By Michael Jacobs / email@example.com
The Marcus Jewish Community Center is ready for a streamlined governance structure after running a financially sound operation the past five years, new board Chairman Douglas Kuniansky says.
“We’re really on a roll,” he said, allowing some of the senior lay leaders to pass control to up-and-comers.
Kuniansky spoke the day before the Marcus JCC’s annual meeting March 24. At that meeting, the center plans to return to a single board of directors. The JCC has operated with a governance board for finance and an advisory board for programming since hitting a financial crisis that required a special debt-reduction campaign eight years ago.
Kuniansky served as the president of the center’s advisory board the past year after more than a decade of board service to the JCC, including two years on the governance board. He said he has watched the center evolve “into a place that is really well run” by some of the most competent, dedicated staffers he has worked with.
He said the turnaround in the center’s finances, including the completion of a $7 million capital campaign last year, has enabled the move back to one board, with the related decrease in meetings and reports and increase in efficiency. He noted that the strategic plan the center adopted two years ago called for revisiting the governance system.

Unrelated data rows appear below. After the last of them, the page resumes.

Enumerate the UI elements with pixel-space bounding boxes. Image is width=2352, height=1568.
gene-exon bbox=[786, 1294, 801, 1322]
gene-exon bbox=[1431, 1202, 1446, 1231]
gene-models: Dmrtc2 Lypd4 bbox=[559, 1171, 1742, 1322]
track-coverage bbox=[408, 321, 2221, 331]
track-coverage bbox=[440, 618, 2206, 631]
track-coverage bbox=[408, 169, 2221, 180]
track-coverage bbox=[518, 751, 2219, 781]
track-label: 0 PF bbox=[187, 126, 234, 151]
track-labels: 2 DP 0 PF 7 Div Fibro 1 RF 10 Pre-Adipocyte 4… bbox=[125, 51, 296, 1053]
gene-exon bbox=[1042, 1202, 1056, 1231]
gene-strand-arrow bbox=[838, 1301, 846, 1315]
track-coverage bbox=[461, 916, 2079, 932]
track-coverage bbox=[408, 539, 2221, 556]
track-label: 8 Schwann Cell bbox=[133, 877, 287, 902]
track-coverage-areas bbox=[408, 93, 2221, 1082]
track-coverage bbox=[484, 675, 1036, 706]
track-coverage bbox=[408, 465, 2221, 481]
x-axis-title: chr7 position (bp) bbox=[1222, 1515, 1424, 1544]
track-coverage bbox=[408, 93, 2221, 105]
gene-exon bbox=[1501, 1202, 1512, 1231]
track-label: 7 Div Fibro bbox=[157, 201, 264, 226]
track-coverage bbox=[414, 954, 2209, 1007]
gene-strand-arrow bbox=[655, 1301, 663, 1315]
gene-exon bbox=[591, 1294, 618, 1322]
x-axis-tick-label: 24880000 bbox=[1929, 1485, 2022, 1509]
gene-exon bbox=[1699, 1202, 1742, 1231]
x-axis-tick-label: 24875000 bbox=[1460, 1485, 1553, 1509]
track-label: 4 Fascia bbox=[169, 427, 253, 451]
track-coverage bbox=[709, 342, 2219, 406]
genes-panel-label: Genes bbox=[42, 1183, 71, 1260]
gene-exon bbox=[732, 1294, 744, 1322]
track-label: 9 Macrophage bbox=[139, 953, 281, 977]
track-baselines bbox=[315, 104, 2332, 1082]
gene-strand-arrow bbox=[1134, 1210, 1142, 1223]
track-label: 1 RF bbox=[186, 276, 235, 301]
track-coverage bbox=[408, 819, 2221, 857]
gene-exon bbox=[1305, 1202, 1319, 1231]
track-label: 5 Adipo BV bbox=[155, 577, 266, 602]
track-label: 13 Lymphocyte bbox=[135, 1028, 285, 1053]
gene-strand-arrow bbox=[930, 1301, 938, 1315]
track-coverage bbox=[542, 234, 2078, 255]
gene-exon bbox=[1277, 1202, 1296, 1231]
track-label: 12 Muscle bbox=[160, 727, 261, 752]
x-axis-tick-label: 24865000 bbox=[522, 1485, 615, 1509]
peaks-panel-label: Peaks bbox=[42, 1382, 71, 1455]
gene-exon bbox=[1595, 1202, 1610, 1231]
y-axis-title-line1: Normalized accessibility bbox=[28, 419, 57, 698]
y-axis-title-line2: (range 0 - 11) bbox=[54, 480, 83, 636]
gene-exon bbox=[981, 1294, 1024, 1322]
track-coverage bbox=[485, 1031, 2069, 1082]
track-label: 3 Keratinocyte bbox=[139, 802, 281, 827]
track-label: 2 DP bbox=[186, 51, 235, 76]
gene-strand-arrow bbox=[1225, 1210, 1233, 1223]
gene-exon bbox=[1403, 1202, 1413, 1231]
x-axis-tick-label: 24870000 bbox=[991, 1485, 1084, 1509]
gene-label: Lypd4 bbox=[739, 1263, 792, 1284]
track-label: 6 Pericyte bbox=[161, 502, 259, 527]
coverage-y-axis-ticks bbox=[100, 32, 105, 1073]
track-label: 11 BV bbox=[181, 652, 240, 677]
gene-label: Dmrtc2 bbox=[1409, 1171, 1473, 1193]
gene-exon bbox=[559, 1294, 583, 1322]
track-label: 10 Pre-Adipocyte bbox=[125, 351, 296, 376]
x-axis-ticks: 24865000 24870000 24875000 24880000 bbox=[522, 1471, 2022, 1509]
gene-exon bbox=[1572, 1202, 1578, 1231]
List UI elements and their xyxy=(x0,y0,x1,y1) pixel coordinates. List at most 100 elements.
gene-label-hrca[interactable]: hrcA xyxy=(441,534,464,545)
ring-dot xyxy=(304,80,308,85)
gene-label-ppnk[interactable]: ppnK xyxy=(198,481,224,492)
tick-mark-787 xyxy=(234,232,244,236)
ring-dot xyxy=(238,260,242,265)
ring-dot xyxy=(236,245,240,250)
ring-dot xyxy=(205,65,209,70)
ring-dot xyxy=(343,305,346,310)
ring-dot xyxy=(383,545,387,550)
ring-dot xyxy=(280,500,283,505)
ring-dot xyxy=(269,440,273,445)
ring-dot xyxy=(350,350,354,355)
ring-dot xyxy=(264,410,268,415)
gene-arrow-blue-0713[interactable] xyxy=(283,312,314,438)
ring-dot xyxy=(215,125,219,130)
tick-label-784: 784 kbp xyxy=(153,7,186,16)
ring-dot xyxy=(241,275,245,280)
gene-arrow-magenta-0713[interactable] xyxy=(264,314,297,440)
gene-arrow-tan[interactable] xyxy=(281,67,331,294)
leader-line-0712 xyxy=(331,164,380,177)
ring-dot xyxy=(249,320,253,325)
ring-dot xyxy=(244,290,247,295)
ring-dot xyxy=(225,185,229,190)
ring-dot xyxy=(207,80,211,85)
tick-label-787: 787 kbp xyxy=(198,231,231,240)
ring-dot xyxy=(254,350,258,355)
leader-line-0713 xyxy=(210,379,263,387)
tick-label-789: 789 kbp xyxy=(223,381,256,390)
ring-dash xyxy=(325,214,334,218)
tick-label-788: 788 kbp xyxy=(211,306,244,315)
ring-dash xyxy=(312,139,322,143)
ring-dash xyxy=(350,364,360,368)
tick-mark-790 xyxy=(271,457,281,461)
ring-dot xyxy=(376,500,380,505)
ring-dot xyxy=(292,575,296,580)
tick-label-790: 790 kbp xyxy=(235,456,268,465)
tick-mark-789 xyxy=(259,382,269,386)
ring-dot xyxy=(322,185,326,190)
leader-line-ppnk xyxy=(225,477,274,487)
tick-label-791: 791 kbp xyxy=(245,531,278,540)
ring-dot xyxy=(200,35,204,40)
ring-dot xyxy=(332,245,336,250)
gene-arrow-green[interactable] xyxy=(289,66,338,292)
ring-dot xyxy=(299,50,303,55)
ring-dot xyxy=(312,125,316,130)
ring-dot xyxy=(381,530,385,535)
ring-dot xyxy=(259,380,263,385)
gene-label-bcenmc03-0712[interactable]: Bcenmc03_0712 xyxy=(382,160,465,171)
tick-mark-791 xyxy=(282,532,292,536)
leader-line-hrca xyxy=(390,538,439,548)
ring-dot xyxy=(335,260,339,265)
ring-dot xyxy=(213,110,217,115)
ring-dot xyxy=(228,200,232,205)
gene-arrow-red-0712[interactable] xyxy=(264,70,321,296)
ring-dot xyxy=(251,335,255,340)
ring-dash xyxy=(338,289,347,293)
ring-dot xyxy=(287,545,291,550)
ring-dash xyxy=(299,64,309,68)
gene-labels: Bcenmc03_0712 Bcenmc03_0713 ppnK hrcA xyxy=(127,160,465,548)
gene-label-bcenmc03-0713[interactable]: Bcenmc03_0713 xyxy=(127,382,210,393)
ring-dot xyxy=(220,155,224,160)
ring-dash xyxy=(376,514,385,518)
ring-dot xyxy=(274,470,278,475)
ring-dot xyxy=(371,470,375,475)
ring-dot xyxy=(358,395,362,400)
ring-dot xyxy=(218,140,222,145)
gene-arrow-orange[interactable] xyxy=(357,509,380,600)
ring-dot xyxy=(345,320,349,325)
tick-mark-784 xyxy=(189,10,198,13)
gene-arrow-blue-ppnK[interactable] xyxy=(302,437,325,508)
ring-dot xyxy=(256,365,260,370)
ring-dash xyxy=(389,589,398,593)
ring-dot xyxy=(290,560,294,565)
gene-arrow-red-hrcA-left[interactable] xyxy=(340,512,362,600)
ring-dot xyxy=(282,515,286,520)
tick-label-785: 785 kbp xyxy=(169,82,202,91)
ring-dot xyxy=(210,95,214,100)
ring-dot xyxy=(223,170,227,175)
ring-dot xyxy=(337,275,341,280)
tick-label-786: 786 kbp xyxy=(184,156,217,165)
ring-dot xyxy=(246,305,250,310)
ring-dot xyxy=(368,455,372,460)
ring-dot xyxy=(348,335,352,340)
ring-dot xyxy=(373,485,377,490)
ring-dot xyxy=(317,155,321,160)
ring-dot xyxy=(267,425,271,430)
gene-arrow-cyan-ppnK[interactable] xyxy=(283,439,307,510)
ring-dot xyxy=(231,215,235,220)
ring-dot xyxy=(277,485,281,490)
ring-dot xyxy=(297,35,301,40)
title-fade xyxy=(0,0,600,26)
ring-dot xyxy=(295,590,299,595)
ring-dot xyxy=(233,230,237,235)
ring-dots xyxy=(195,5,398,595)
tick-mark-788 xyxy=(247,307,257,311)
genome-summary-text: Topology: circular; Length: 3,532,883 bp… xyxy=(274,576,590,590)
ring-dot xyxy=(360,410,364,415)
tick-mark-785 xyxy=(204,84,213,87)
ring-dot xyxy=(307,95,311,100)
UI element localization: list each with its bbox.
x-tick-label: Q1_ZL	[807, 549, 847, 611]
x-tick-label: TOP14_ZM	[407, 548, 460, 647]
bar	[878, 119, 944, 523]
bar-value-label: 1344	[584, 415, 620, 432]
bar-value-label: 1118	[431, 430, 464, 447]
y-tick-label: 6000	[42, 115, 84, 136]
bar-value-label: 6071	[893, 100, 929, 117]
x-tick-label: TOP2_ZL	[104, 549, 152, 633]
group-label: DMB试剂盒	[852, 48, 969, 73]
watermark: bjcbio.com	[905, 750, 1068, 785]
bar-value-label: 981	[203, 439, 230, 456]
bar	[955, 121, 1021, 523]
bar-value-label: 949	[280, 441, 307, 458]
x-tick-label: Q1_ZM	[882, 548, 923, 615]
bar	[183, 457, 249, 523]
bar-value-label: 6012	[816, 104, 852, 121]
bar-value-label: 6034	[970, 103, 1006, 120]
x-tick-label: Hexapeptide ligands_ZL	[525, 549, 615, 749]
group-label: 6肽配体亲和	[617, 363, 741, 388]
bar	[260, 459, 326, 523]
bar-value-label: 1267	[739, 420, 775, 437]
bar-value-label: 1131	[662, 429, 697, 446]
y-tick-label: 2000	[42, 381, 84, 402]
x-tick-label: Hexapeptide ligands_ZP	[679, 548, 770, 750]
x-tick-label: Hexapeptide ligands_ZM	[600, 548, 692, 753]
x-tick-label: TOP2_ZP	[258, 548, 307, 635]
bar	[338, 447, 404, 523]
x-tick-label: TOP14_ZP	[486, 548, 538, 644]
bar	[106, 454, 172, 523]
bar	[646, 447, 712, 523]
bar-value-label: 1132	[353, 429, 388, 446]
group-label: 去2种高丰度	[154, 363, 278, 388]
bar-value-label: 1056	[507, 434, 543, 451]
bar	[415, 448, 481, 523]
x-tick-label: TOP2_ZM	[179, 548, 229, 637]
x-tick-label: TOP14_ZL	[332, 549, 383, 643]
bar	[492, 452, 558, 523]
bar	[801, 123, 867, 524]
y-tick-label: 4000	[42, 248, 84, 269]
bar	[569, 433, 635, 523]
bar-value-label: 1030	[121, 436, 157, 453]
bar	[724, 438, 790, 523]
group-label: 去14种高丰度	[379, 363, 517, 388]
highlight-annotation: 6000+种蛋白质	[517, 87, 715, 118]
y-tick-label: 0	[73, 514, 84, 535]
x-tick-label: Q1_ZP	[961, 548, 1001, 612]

“This new board structure allows us to follow best practices in nonprofit governance for the most efficient board organization and will, without a doubt, invigorate our current committee configuration,” JCC CEO Gail Luxenberg said in a news release about the change.
The new 18-member board of directors will combine the operations of a corporate board and a nonprofit organization’s mission-focused board. Kuniansky said the structure of the board will be crucial. A strong finance committee working with the chief financial officer will keep everything in check just as the governance board did, and a program council will function in a similar way to the former advisory board.
The other officers are Joel Arogeti as vice chairman, Ron Brill as treasurer and Howard Hyman as secretary. The board also includes such past JCC presidents as Steven Cadranel, Sherie Gumer and Garrett Van de Grift.
“We’ll be able to continue to fulfill the mission of the JCC in a fiscally sustainable way as the governance board has accomplished for the last eight years,” Kuniansky said.
Thanks to an offer of summer memberships that hooked people on the JCC, he said, the center has added 175 annual members, its first membership increase since 2010. Kuniansky said that growth is an example of the center’s passionate volunteers providing valuable new ideas.
Meanwhile, the preschool at Zaban Park, the Weinstein School, has record enrollment of more than 300 children, he said.
Such success, however, has created facility problems even as the JCC spends the money from its capital campaign on improvements at Camp Barney and upgrades at Zaban to the fitness center and likely the ball fields. The JCC has to repurpose Zaban buildings to accommodate in-demand programs and is constantly struggling with parking, Kuniansky said. “It’s a great problem to have. We’re serving more Atlanta Jews than ever before.”
The JCC is looking for partnerships and facilities, by lease or purchase, intown and in the Roswell-Alpharetta area, the chairman said. He’d like to see an intown center with a preschool for 200 children, classrooms, a gym and meeting space. It could host BBYO, speakers, Book Festival events, after-school care and adult education. It would not have a fitness center, tennis courts or a swimming pool but would offer fitness classes. Ease of access would be crucial to success.
Kuniansky only has a year as chairman before those ideas become someone else’s responsibility, but he plans to follow the example of such JCC leaders as Howard Hyman, Ron Brill and Harry Maziar by serving as a mentor and staying involved. “I’m a lifer.”